The remarks by Indian High Commissioner have come at a time when there is a forward push to resume the bilateral talks between the two estranged neighbours.

Diplomatic circles have expressed apprehension that these remarks could prove to be a major setback to the efforts towards revival of talks. Terming them “irresponsible” and “inaccurate”, Pakistani official sources said they hoped Indian officials will refrain from making such contentious statements in the future if they want to make the dialogue process meaningful and result-oriented.

Political analyst Badar Alam told AFP: “I think it is a step back,” adding that Kashmir was viewed internationally as a disputed territory.
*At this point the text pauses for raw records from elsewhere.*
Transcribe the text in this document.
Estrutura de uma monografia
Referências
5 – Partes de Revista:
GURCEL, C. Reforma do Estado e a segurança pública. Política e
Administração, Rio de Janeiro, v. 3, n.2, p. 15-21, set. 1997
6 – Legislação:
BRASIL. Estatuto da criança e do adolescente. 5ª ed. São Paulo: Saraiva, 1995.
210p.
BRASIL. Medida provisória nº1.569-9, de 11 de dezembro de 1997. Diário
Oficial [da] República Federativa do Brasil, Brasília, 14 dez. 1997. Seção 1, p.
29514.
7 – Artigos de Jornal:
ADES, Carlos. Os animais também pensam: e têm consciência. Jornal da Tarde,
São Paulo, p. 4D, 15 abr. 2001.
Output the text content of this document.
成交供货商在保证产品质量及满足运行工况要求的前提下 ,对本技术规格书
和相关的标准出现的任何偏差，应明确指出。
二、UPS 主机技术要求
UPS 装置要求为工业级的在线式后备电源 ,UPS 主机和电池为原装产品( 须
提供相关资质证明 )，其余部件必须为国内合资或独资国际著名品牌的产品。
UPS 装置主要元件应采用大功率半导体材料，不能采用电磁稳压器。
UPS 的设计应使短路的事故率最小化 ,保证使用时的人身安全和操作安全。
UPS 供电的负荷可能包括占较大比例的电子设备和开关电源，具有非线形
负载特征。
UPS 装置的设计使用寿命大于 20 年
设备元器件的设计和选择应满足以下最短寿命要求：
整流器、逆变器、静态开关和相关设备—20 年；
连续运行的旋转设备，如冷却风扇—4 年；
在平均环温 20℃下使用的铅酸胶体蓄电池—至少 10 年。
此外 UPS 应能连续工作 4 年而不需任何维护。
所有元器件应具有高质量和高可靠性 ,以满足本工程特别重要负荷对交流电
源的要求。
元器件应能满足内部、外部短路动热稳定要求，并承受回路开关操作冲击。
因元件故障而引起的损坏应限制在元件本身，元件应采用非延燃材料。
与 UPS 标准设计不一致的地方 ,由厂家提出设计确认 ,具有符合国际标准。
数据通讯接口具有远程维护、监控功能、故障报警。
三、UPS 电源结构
He added that given the fragile state of the dialogue, officials on both sides needed to tread “very cautiously and very carefully” to avoid a backlash.

Agencies add:Indian External Affairs Minister Sushma Swaraj yesterday however told Parliament in New Delhi, “Whenever we talk, it is based on trust.” She said the intent would be to have an “uninterrupted” dialogue process despite provocations by the “saboteurs”.

Sushma was replying to lawmakers in the Lok Sabha who wanted to know if India can trust Pakistan again. “When we have decided there will be no third party mediation, we will need to talk to each other,” she said.

She said “continued estrangement” between the two sides has been hampering peace and prosperity in the region, which is a shared vision of the two countries.

A number of Lok Sabha members asked the minister to clarify Indian government’s stance on terrorism.

Pakistan has assured India it will expedite the Mumbai terror attacks case, Sushma said in her statement in both houses of parliament. The case is being heard in anti-terrorism court in Islamabad, she added.

Her visit to Islamabad last week, she said, will be followed by ‘Comprehensive Bilateral Dialogue’ with Pakistan. The process will explore cooperation in trade and connectivity, people-to-people exchanges and humanitarian issues. “The new dialogue, we sincerely hope, marks a new beginning also for peace and development in the whole region,” she said.

To demands by some members for assurance that the dialogue process will be “uninterruptable”, she said, “It never works like that. We would like not to get provoked by the saboteurs, who want to stall the dialogue somehow, and will try to find a way forward through the dialogue. This will be our intent.”